In an effort to attempt to identify and locate skeletal stem cells outside of the bone marrow, the new study used fluorescent markers to identify and track the behaviors of certain cells over time in the growth plates of mice. Prior to this study, it was thought that cells in the resting zone were inactive (at rest or even dying). However, they discovered active cells in the resting zone of the growth plates that not only rapidly divide and produce bone and cartilage cells but also play a part in the production of blood cells—all properties similar to bone marrow stem cells.
They also identified a tightly controlled feedback loop to control these stem cells during long bone growth. Basically, they are controlled by messages from both sides of the growth plate–one positive causing more growth and one negative arresting growth. This last finding could one day hold the clues to conquering problems like dwarfism and short stature. Meaning, we may see an injection or even a medication pump inserted one side of the growth plate to release chemical signals to trick the growth plate into producing more chondrocytes which will become bone.

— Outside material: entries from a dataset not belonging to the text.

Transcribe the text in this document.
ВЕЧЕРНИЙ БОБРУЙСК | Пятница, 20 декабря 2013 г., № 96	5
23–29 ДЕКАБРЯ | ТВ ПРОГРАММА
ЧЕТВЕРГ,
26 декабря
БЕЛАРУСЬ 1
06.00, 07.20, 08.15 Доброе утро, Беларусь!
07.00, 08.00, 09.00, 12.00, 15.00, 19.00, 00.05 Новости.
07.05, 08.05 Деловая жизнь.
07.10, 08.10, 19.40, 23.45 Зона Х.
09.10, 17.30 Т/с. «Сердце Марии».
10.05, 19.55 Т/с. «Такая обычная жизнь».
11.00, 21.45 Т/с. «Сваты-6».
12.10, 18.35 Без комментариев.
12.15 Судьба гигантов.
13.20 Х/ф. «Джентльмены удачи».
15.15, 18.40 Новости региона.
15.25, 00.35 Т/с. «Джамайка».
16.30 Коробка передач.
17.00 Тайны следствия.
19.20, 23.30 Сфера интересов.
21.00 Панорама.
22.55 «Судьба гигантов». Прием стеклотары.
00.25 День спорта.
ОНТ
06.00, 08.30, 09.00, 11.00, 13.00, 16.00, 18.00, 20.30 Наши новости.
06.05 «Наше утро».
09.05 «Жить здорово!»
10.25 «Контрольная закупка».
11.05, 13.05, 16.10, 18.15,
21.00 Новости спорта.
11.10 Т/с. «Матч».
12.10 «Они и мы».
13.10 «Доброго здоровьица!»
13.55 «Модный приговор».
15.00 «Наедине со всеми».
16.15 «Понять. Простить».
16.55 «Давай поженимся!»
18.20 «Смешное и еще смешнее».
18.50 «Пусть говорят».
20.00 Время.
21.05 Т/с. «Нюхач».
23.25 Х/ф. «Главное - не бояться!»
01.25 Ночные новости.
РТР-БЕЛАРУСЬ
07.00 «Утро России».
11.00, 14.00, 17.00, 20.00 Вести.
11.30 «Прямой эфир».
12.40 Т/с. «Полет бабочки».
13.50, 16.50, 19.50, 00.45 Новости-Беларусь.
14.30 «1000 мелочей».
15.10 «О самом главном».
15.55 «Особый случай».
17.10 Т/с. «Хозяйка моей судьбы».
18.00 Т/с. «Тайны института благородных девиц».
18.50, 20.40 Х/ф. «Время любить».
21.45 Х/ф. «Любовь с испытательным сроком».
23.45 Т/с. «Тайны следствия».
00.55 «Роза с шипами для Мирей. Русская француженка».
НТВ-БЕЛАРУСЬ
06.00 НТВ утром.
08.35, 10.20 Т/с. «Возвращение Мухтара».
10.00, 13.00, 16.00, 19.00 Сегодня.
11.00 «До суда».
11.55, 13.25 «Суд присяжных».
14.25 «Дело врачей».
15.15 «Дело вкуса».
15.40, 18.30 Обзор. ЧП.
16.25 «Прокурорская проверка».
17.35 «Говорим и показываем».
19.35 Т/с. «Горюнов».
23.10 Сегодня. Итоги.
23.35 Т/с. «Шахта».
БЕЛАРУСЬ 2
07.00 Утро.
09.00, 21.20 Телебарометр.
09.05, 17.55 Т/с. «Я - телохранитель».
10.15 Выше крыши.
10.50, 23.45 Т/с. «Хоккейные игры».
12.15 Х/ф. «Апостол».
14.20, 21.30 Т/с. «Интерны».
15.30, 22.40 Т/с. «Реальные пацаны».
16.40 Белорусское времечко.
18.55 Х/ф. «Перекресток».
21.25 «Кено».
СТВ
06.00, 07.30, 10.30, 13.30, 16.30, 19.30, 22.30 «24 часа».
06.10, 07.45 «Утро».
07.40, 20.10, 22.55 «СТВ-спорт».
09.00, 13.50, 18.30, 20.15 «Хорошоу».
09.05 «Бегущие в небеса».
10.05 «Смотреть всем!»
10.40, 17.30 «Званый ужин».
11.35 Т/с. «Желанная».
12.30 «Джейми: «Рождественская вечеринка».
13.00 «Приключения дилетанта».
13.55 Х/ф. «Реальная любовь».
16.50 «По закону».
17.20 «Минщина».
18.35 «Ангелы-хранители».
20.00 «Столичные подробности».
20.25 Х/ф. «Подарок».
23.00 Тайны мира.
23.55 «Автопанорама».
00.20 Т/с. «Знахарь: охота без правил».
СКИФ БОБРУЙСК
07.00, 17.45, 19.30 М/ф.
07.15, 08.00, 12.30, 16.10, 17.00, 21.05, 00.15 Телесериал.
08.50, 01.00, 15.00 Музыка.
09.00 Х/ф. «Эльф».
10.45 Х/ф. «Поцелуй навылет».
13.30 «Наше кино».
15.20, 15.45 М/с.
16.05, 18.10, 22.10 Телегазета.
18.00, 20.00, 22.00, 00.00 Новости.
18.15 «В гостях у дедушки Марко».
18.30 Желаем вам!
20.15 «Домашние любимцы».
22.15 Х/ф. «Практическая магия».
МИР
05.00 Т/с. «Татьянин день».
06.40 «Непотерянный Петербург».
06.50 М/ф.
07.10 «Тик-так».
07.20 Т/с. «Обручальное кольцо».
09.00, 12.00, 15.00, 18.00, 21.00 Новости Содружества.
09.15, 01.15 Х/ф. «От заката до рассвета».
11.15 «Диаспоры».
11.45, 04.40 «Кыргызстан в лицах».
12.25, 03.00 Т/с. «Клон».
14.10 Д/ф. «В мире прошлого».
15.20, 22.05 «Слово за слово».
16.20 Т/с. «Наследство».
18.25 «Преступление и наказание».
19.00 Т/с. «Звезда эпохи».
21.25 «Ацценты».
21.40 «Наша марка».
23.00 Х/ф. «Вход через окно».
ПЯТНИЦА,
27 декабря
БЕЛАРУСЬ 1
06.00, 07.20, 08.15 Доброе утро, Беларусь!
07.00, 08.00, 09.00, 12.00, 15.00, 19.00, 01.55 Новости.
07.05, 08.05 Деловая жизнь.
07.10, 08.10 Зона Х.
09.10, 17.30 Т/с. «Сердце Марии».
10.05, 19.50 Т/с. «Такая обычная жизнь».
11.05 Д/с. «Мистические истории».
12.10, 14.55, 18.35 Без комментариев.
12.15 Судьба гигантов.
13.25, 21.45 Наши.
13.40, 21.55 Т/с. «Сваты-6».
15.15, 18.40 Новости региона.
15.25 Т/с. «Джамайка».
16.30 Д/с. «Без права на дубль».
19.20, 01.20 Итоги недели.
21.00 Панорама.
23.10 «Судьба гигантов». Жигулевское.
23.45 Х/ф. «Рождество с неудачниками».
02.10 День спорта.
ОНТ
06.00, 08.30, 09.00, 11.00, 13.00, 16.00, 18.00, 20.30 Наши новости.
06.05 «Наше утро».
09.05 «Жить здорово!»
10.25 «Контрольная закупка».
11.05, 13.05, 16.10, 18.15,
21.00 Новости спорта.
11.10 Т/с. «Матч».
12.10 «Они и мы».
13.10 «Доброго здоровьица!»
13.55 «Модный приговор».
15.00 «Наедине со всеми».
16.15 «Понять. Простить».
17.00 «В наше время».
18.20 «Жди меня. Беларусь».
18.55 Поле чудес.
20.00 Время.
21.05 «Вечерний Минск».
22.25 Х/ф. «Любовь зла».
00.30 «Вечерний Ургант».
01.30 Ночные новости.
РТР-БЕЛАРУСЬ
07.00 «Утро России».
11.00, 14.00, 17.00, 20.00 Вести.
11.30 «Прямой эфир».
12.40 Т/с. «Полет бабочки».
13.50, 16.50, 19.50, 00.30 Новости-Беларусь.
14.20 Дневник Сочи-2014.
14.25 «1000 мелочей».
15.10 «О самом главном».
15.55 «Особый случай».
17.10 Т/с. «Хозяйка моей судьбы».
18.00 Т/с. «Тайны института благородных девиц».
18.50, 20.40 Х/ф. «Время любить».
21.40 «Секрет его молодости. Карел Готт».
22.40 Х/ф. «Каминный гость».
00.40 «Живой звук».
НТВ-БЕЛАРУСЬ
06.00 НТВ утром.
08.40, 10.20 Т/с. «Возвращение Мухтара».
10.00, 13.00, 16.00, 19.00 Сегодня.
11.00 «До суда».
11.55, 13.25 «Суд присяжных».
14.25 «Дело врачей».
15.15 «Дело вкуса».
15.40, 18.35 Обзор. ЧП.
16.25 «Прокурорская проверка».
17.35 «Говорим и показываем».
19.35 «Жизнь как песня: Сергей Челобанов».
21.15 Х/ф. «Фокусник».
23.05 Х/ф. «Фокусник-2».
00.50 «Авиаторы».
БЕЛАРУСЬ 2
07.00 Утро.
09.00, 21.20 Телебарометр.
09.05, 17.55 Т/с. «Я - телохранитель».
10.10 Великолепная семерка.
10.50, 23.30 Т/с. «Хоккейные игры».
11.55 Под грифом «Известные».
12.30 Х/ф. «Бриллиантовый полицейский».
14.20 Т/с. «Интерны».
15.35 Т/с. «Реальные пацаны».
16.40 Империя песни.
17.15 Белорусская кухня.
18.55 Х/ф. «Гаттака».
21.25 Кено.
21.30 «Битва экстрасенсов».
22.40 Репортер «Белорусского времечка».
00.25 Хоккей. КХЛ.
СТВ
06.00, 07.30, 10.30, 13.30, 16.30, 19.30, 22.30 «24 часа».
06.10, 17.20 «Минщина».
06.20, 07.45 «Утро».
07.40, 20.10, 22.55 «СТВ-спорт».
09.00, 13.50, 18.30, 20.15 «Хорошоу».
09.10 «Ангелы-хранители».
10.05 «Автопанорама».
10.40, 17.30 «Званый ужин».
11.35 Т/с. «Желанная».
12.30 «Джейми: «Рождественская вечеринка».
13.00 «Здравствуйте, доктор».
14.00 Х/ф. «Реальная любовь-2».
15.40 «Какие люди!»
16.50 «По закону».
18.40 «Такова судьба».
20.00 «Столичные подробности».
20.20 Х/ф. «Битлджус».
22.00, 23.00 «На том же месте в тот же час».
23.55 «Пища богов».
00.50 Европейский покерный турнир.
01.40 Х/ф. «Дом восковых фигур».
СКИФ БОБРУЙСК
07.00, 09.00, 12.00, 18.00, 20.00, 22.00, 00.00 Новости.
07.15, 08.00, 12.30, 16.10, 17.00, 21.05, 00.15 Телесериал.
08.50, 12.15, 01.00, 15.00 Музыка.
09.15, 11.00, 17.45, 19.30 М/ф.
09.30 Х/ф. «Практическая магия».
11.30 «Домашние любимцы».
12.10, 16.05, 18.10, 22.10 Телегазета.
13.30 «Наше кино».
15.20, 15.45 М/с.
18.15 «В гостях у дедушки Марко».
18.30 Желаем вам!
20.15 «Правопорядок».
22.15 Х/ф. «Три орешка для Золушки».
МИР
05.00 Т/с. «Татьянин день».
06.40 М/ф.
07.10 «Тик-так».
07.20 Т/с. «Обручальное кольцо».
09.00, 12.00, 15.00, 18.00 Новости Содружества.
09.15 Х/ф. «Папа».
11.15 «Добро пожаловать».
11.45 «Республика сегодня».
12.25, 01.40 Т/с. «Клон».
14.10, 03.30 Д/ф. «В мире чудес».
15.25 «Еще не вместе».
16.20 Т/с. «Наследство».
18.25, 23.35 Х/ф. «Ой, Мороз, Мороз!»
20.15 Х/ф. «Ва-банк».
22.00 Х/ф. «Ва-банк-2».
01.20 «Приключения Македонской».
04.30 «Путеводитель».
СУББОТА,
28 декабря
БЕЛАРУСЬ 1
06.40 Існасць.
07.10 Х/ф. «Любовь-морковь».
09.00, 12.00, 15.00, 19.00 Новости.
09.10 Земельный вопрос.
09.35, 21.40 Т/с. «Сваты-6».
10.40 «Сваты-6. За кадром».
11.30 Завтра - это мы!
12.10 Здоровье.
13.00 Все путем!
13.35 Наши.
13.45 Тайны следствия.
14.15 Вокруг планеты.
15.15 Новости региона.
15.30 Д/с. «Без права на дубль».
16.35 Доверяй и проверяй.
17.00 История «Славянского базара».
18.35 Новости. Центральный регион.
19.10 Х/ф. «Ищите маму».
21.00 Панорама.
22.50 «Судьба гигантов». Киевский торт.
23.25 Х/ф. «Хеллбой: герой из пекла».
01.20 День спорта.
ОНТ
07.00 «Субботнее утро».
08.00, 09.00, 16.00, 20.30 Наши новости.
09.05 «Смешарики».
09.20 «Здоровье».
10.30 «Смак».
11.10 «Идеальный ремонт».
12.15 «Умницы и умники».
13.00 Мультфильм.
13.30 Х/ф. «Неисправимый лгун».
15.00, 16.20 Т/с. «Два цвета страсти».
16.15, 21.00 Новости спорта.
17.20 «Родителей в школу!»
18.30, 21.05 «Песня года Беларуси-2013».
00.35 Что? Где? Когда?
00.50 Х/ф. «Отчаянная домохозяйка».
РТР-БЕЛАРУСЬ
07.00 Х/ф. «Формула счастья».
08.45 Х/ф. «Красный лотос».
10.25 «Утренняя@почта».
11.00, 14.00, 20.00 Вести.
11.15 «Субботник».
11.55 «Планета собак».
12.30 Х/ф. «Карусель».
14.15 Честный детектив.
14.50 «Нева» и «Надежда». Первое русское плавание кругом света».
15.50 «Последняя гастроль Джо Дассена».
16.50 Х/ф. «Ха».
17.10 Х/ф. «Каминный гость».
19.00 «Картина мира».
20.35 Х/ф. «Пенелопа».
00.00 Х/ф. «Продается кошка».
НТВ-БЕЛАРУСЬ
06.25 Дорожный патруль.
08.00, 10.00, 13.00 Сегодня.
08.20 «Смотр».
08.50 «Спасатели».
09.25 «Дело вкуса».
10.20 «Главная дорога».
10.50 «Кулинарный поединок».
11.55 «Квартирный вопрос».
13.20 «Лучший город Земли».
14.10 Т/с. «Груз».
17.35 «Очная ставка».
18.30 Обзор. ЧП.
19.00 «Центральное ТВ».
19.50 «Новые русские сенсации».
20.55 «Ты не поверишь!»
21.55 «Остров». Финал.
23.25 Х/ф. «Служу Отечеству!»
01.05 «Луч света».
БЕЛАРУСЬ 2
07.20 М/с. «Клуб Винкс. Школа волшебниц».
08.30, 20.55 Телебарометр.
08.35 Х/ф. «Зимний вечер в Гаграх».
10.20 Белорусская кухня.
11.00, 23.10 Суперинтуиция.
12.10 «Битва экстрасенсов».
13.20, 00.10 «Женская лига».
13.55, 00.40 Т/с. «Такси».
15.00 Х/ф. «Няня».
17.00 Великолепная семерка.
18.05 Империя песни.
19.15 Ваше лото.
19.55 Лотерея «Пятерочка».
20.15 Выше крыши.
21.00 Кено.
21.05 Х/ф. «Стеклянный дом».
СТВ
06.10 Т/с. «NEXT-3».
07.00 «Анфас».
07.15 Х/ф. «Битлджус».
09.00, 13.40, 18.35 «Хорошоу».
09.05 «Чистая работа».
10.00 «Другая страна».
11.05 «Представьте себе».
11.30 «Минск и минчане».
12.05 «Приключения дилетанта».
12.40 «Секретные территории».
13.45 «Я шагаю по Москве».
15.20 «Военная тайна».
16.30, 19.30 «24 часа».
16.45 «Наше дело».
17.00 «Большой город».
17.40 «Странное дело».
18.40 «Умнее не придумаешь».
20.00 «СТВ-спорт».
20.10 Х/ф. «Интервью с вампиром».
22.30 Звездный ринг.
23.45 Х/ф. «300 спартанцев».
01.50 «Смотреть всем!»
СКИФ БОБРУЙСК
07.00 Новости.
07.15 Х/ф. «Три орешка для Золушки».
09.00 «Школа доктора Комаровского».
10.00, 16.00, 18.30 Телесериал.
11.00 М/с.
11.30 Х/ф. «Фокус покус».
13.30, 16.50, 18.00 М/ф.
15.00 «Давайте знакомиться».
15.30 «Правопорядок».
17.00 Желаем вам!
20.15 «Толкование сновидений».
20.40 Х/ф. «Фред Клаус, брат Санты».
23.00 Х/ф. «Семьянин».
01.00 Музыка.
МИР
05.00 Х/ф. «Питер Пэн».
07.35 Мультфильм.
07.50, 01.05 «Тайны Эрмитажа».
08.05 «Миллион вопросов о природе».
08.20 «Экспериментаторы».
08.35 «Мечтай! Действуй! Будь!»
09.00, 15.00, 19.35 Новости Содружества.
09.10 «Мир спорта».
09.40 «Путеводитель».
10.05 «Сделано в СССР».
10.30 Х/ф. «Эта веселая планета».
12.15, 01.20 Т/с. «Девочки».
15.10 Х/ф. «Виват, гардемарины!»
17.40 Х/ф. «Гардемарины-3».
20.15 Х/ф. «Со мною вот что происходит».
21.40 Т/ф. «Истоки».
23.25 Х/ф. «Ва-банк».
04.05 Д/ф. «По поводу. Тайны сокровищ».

Another reason this finding is important is that skeletal stem cells may be yet another therapy that can repair musculoskeletal tissues in the future. These stem cells can differentiate into many different cell types, such as bone cells (osteoblasts) chondrocytes (cartilage cells), and stroma cells, and can coordinate repair, maintain bone, and regulate bone growth. For example, imagine a future world where osteoporosis and fractured bones can be effectively treated with an injection of skeletal stem cells instead of drugs and surgery.
The upshot? So we now know that a part of the bone that we thought was inactive is actually rich with stem cells. In addition, this new discovery could both add another tool for regenerative medicine specialists to use to help heal orthopedic damage and new ways to solve short stature.